そういえばロムは帰還の塔の管理者で、この地にやって来る訪問者を魔法国に案内する案内人だったな。
するとここは魔法国の遺構なのか?
「ねえラムちゃん、ここにも魔法国があったの?」
「あ、ここには試験の塔があったんだよ」
何だって、するとあの蔦だらけの構造物が試験の塔だったのか。
だが、ラムは過去形で言ったぞ。
という事は、既に試験の塔は機能していないのか。
まあ、あの蔦だらけの外見を見たら、それも納得だな。
だが此処が試験の塔というのならスズメバチや黒蟻を退治した後、蔦を引っこ抜いて綺麗にすれば、どこが壊れているのか分かりそうだな。
そしてラムに聞いて壊れた個所を修理して使えるようにすれば、獣人達の問題が解決するではないか。
そうすれば顔を見る度にビアッジョ・アマディがチクチクと言い放つ小言爆弾から逃げ回らなくても済むし、エルフ達に頼んで獣避薬を作ってもらう必要も無くなるのだ。
俺はジゼルの顔を見下ろして、その頬をそっと触れた。
「ジゼル、もう少しで貴女達を苦しめていた欠陥から解放してあげられるわよ」
良し方針が決まったからには、早速この塔の機能を回復させよう。
「ね、ねえ、ラムちゃ」
ラムに声をかけようとすると、ふっと火が消えるように姿がかき消えてしまった。
何が起こったのかとラムが消えたあたりを手で触れていると、膝上のジゼルが身じろぎした。
「ううっ」
「ジゼル、起きたのね」
ジゼルの顔を見守っていると瞳が開き、俺達は暫くの間見つめ合っていた。
「ユニス?」
「ジゼル大丈夫?」
「ええ、大丈夫よ。助けてくれてありがとう」
そう言いながらジゼルが上体を起こすのを手助けしていると、周囲を見たジゼルの体が固まるのが分かった。
「ね、ねえ、ユニス。ここは何処なの?」
ジゼルも周りを見てうすうす気づいているだろうから、ここは素直に事実を伝えておこう。
「残念ながら、魔物の中よ」
それを聞いたジゼルの狐耳がペタンと倒れた。
「巻き込んでしまって、ごめんなさい」
俺はジゼルを抱き寄せると背中を軽く摩った。
「何を言っているのよ。あそこでジゼルを見捨てられる訳ないでしょう。ところでどこか怪我はしていない?」
ジゼルは、体のあちこちを手で触れて確かめていた。
「う~ん、蔦に引っ張られたときに擦りむいただけだと思うけど」
ジゼルの肘に擦りむいたような跡があったので、念のため軽傷治癒の魔法をかけておいた。

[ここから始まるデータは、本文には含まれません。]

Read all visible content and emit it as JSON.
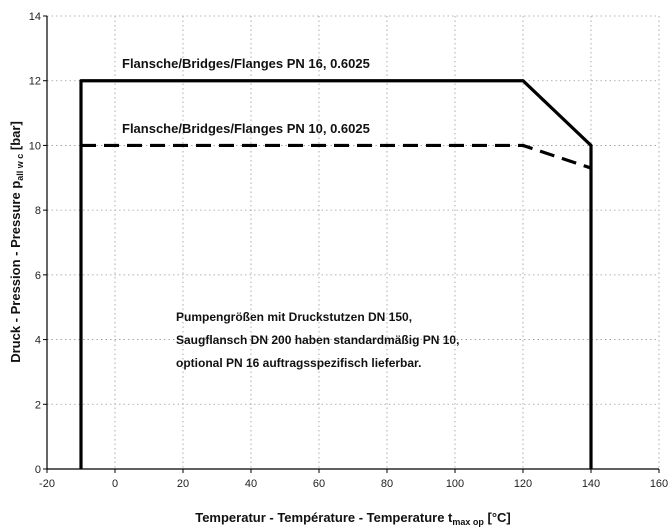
{
  "chart_data": {
    "type": "line",
    "xlabel": "Temperatur - Température - Temperature t",
    "xlabel_sub": "max op",
    "xlabel_unit": " [°C]",
    "ylabel": "Druck - Pression - Pressure p",
    "ylabel_sub": "all w c",
    "ylabel_unit": " [bar]",
    "xlim": [
      -20,
      160
    ],
    "ylim": [
      0,
      14
    ],
    "x_ticks": [
      -20,
      0,
      20,
      40,
      60,
      80,
      100,
      120,
      140,
      160
    ],
    "y_ticks": [
      0,
      2,
      4,
      6,
      8,
      10,
      12,
      14
    ],
    "grid": true,
    "series": [
      {
        "name": "Flansche/Bridges/Flanges PN 16, 0.6025",
        "style": "solid",
        "color": "#000000",
        "points": [
          [
            -10,
            0
          ],
          [
            -10,
            12
          ],
          [
            120,
            12
          ],
          [
            140,
            10
          ],
          [
            140,
            0
          ]
        ]
      },
      {
        "name": "Flansche/Bridges/Flanges PN 10, 0.6025",
        "style": "dashed",
        "color": "#000000",
        "points": [
          [
            -10,
            10
          ],
          [
            120,
            10
          ],
          [
            140,
            9.3
          ]
        ]
      }
    ],
    "annotations": [
      "Pumpengrößen mit Druckstutzen DN 150,",
      "Saugflansch DN 200 haben standardmäßig PN 10,",
      "optional PN 16 auftragsspezifisch lieferbar."
    ]
  }
}
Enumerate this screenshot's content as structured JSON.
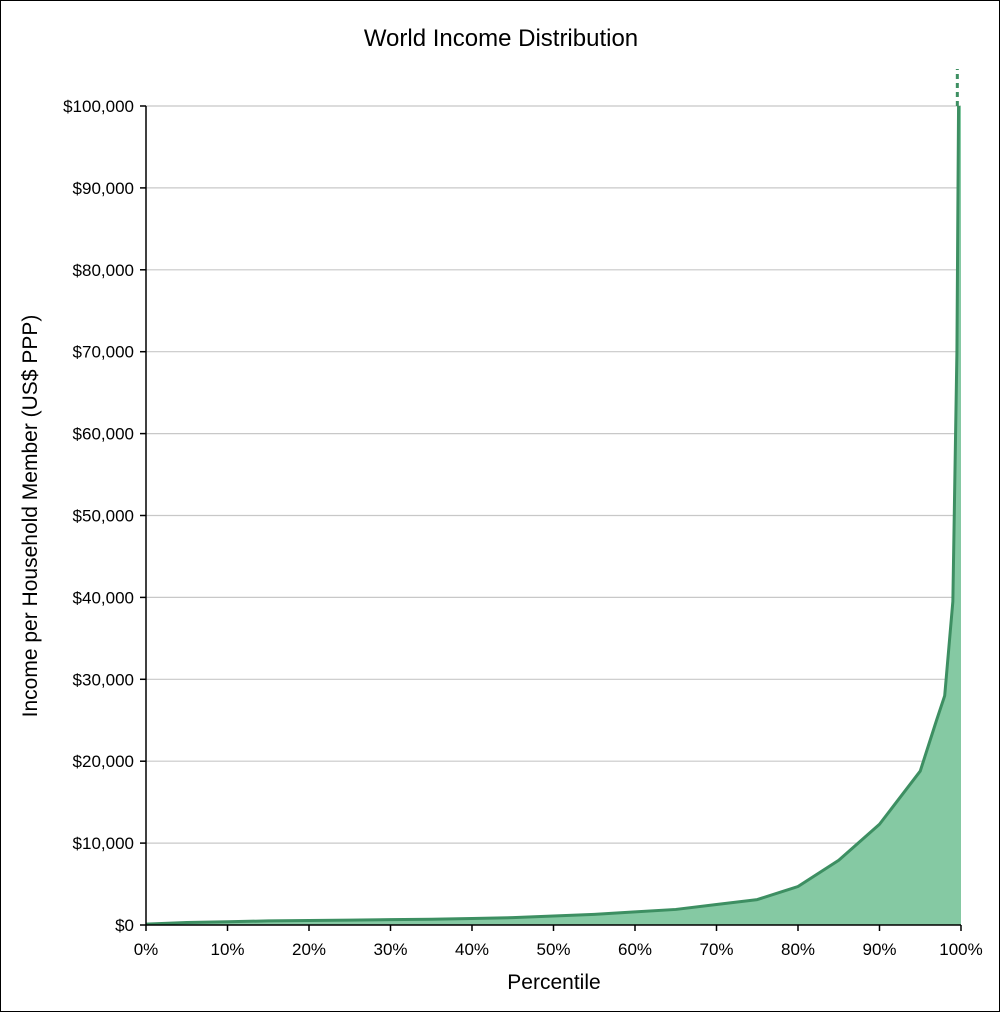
{
  "chart_data": {
    "type": "area",
    "title": "World Income Distribution",
    "xlabel": "Percentile",
    "ylabel": "Income per Household Member  (US$ PPP)",
    "x_unit": "percent",
    "xlim": [
      0,
      100
    ],
    "ylim": [
      0,
      100000
    ],
    "x_ticks": [
      0,
      10,
      20,
      30,
      40,
      50,
      60,
      70,
      80,
      90,
      100
    ],
    "x_tick_labels": [
      "0%",
      "10%",
      "20%",
      "30%",
      "40%",
      "50%",
      "60%",
      "70%",
      "80%",
      "90%",
      "100%"
    ],
    "y_ticks": [
      0,
      10000,
      20000,
      30000,
      40000,
      50000,
      60000,
      70000,
      80000,
      90000,
      100000
    ],
    "y_tick_labels": [
      "$0",
      "$10,000",
      "$20,000",
      "$30,000",
      "$40,000",
      "$50,000",
      "$60,000",
      "$70,000",
      "$80,000",
      "$90,000",
      "$100,000"
    ],
    "grid": "horizontal",
    "legend": "none",
    "series": [
      {
        "x": [
          0,
          5,
          10,
          15,
          20,
          25,
          30,
          35,
          40,
          45,
          50,
          55,
          60,
          65,
          70,
          75,
          80,
          85,
          90,
          95,
          97,
          98,
          99,
          99.5,
          99.7,
          99.9,
          100
        ],
        "y": [
          100,
          300,
          400,
          500,
          550,
          600,
          650,
          700,
          800,
          900,
          1100,
          1300,
          1600,
          1900,
          2500,
          3100,
          4700,
          7900,
          12300,
          18800,
          25000,
          28000,
          39500,
          70000,
          100000,
          100000,
          100000
        ]
      }
    ],
    "annotations": [
      "dashed line extending above $100,000 at 100%"
    ],
    "colors": {
      "line": "#3d8f62",
      "fill": "#85c9a3",
      "grid": "#c8c8c8",
      "axis": "#000000"
    }
  }
}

そして一息つくと、俺達を救出しなかったオーバンに無性に腹が立ってきた。
「それにしても、オーバンがあんなにヘタレだとは思わなかったわ」
俺が文句を言うと、ジゼルは意外にも笑っていた。
「ふふ、それは仕方がないわよ。獣人牧場出身者は、異性に免疫が無いんだから」
「え、だって、パルラでは女性も多いよね?」
俺がそう聞き返すと、ジゼルは人差し指を顎に当てて少し上を見ていた。
「う~ん、トラバールもそうみたいだけど、元剣闘士達の判断基準は力みたいなの。だから、女性も強い方が好みみたいよ」
強い? 獣人で強そうなのって、ああ、赤熊がいたな。
オーバンはどうか分からないが、トラバールは人間将棋で赤熊に放り投げられていたし、以西の地でもあの2人は息が合っていたな。

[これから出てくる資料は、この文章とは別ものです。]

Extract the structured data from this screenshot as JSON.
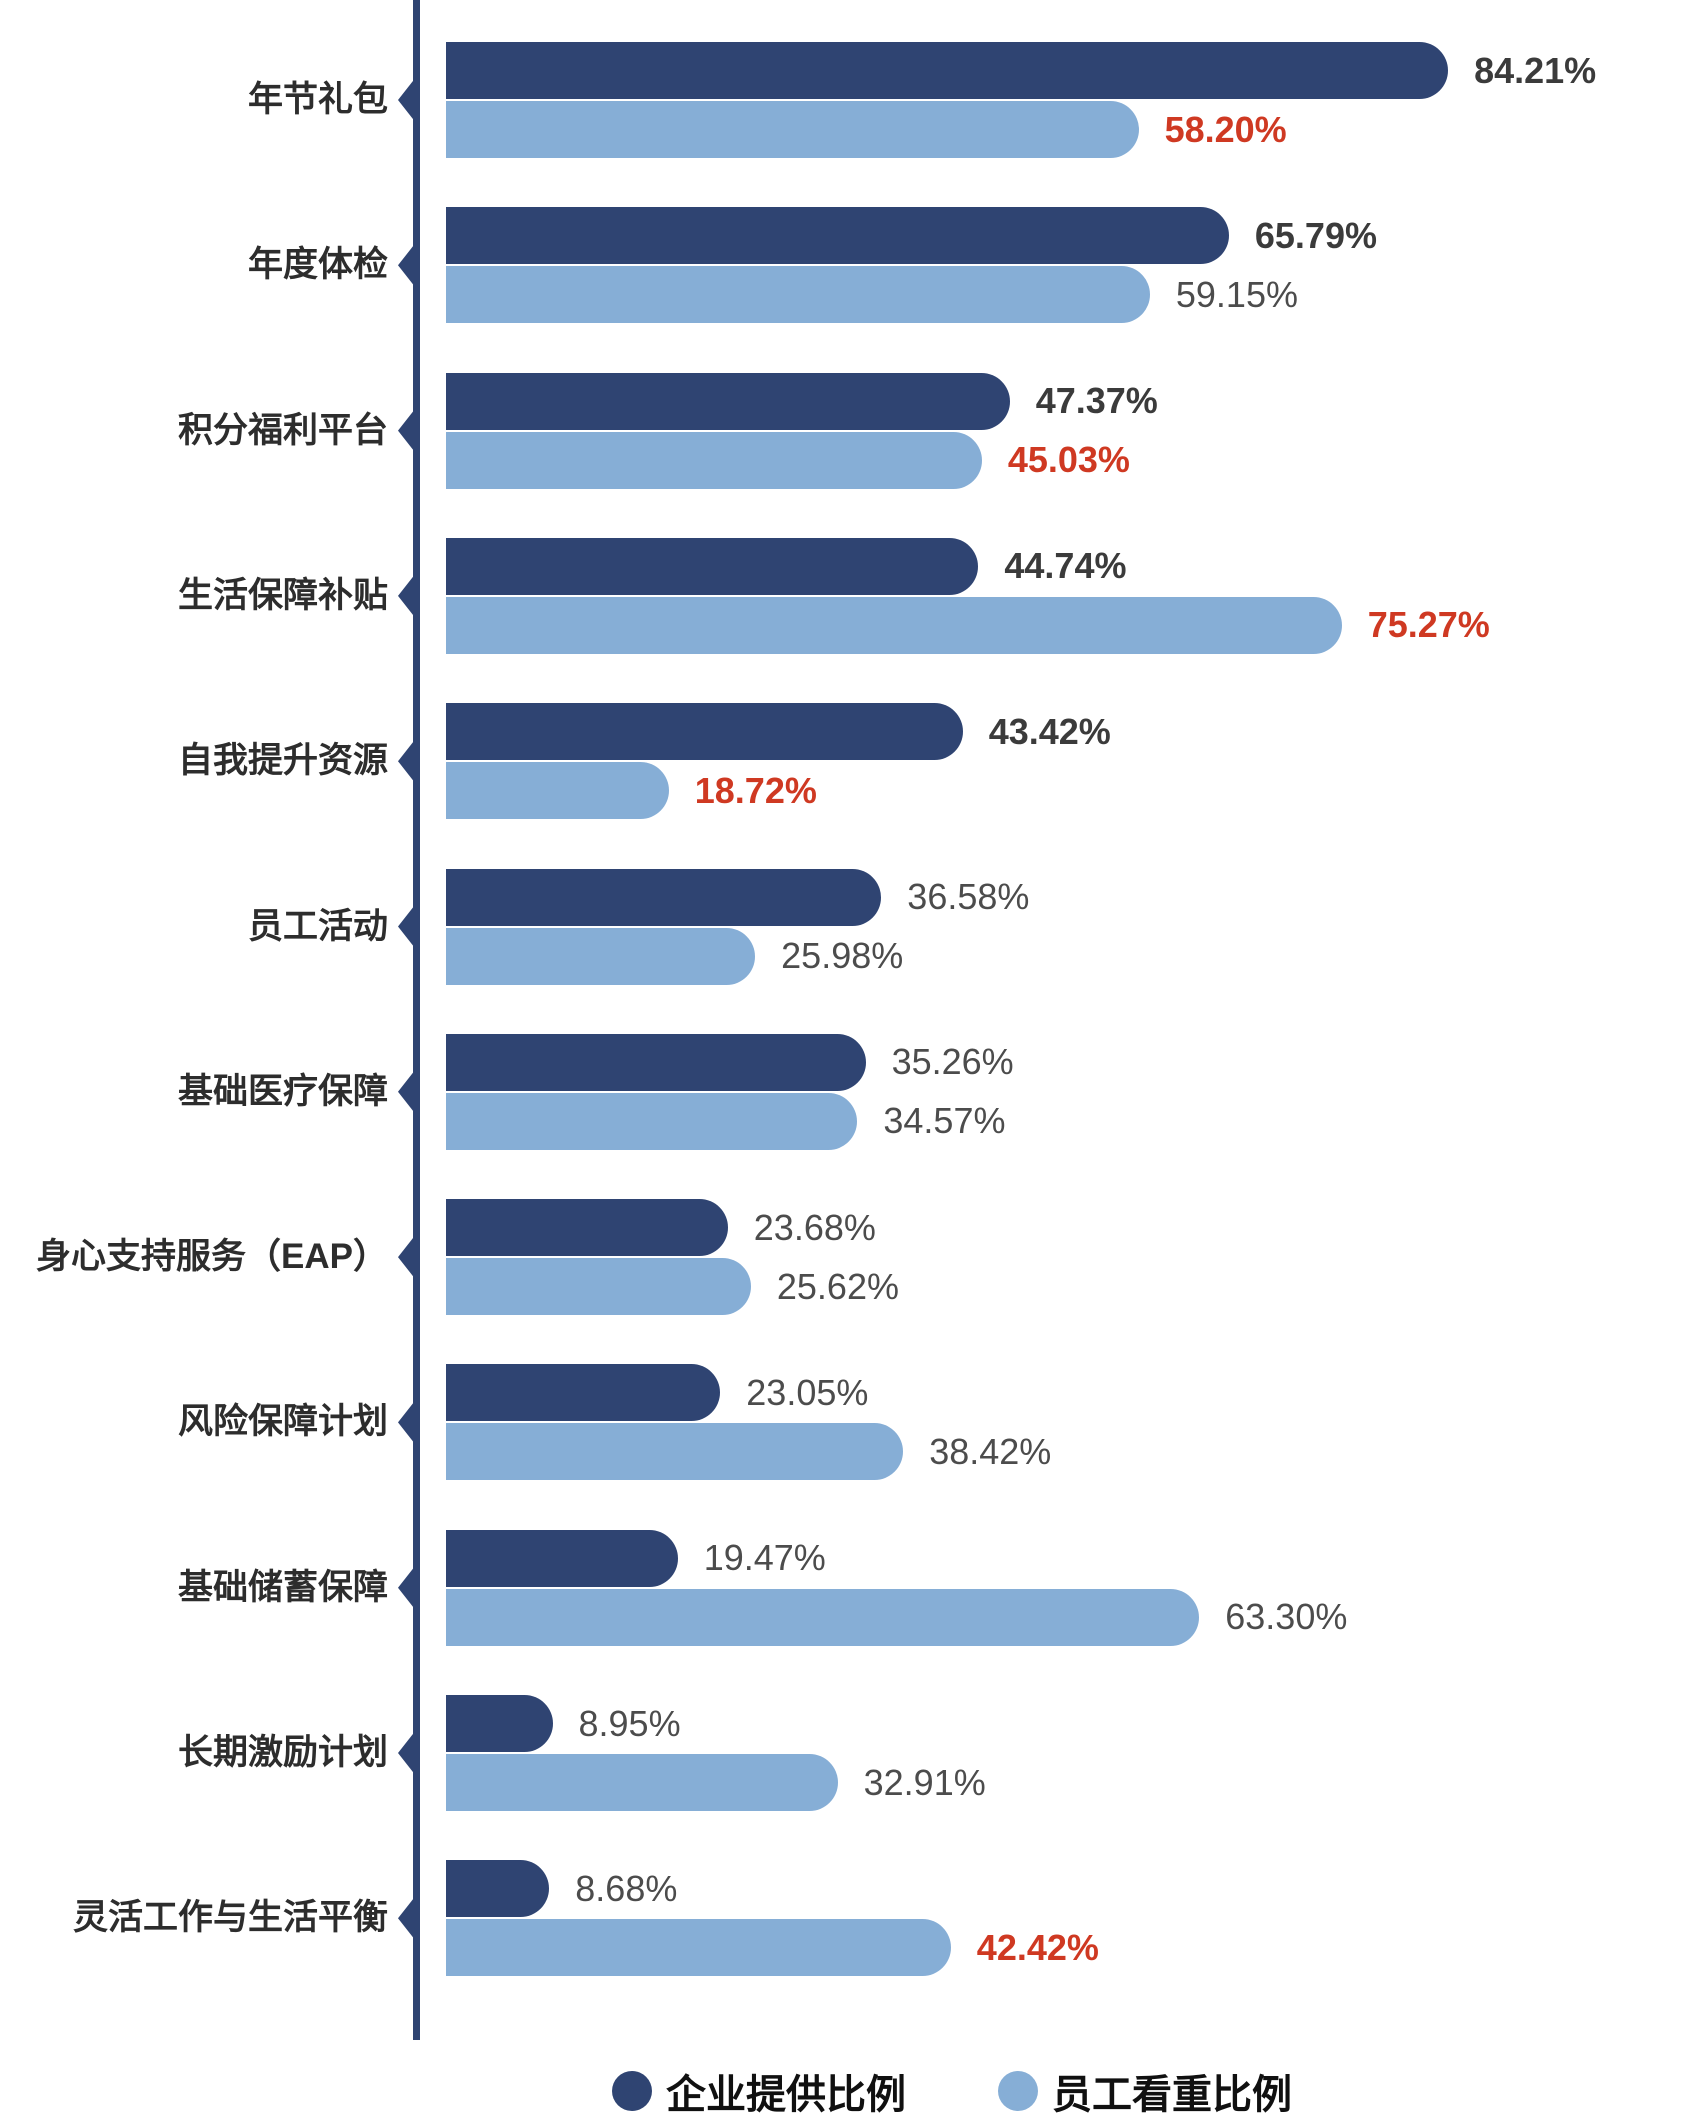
{
  "chart_data": {
    "type": "bar",
    "orientation": "horizontal",
    "grid": false,
    "xlim": [
      0,
      100
    ],
    "legend_position": "bottom-center",
    "series": [
      {
        "name": "企业提供比例",
        "color": "#2F4472"
      },
      {
        "name": "员工看重比例",
        "color": "#86AED6"
      }
    ],
    "rows": [
      {
        "category": "年节礼包",
        "company": 84.21,
        "company_label": "84.21%",
        "company_style": "emphasis",
        "employee": 58.2,
        "employee_label": "58.20%",
        "employee_style": "red"
      },
      {
        "category": "年度体检",
        "company": 65.79,
        "company_label": "65.79%",
        "company_style": "emphasis",
        "employee": 59.15,
        "employee_label": "59.15%",
        "employee_style": "normal"
      },
      {
        "category": "积分福利平台",
        "company": 47.37,
        "company_label": "47.37%",
        "company_style": "emphasis",
        "employee": 45.03,
        "employee_label": "45.03%",
        "employee_style": "red"
      },
      {
        "category": "生活保障补贴",
        "company": 44.74,
        "company_label": "44.74%",
        "company_style": "emphasis",
        "employee": 75.27,
        "employee_label": "75.27%",
        "employee_style": "red"
      },
      {
        "category": "自我提升资源",
        "company": 43.42,
        "company_label": "43.42%",
        "company_style": "emphasis",
        "employee": 18.72,
        "employee_label": "18.72%",
        "employee_style": "red"
      },
      {
        "category": "员工活动",
        "company": 36.58,
        "company_label": "36.58%",
        "company_style": "normal",
        "employee": 25.98,
        "employee_label": "25.98%",
        "employee_style": "normal"
      },
      {
        "category": "基础医疗保障",
        "company": 35.26,
        "company_label": "35.26%",
        "company_style": "normal",
        "employee": 34.57,
        "employee_label": "34.57%",
        "employee_style": "normal"
      },
      {
        "category": "身心支持服务（EAP）",
        "company": 23.68,
        "company_label": "23.68%",
        "company_style": "normal",
        "employee": 25.62,
        "employee_label": "25.62%",
        "employee_style": "normal"
      },
      {
        "category": "风险保障计划",
        "company": 23.05,
        "company_label": "23.05%",
        "company_style": "normal",
        "employee": 38.42,
        "employee_label": "38.42%",
        "employee_style": "normal"
      },
      {
        "category": "基础储蓄保障",
        "company": 19.47,
        "company_label": "19.47%",
        "company_style": "normal",
        "employee": 63.3,
        "employee_label": "63.30%",
        "employee_style": "normal"
      },
      {
        "category": "长期激励计划",
        "company": 8.95,
        "company_label": "8.95%",
        "company_style": "normal",
        "employee": 32.91,
        "employee_label": "32.91%",
        "employee_style": "normal"
      },
      {
        "category": "灵活工作与生活平衡",
        "company": 8.68,
        "company_label": "8.68%",
        "company_style": "normal",
        "employee": 42.42,
        "employee_label": "42.42%",
        "employee_style": "red"
      }
    ]
  },
  "colors": {
    "company_bar": "#2F4472",
    "employee_bar": "#86AED6",
    "axis": "#2F4472",
    "value_emphasis": "#3B3B3B",
    "value_normal": "#4C4C4C",
    "value_red": "#CF3922",
    "category_text": "#2D2D2D",
    "background": "#FFFFFF"
  }
}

怪盗の3人娘にはクマルヘムの運営を任せてしまったが、あの3人なら後任を育成してパルラに戻って来てくれるかもしれないな。
それから先ほど会ったラムの事を考えてみた。
ジゼルが起きた途端姿を消したことから、どうやら人口精霊は魔法国と関係が無い人物には姿を見られたくないらしい。
そう考えるとロムと会った時も、俺が1人の時やあおいちゃんと2人だけだった事に思い至った。
さて、ジゼルも落ち着いてきたし、そろそろ周囲の状況を確認してみるか。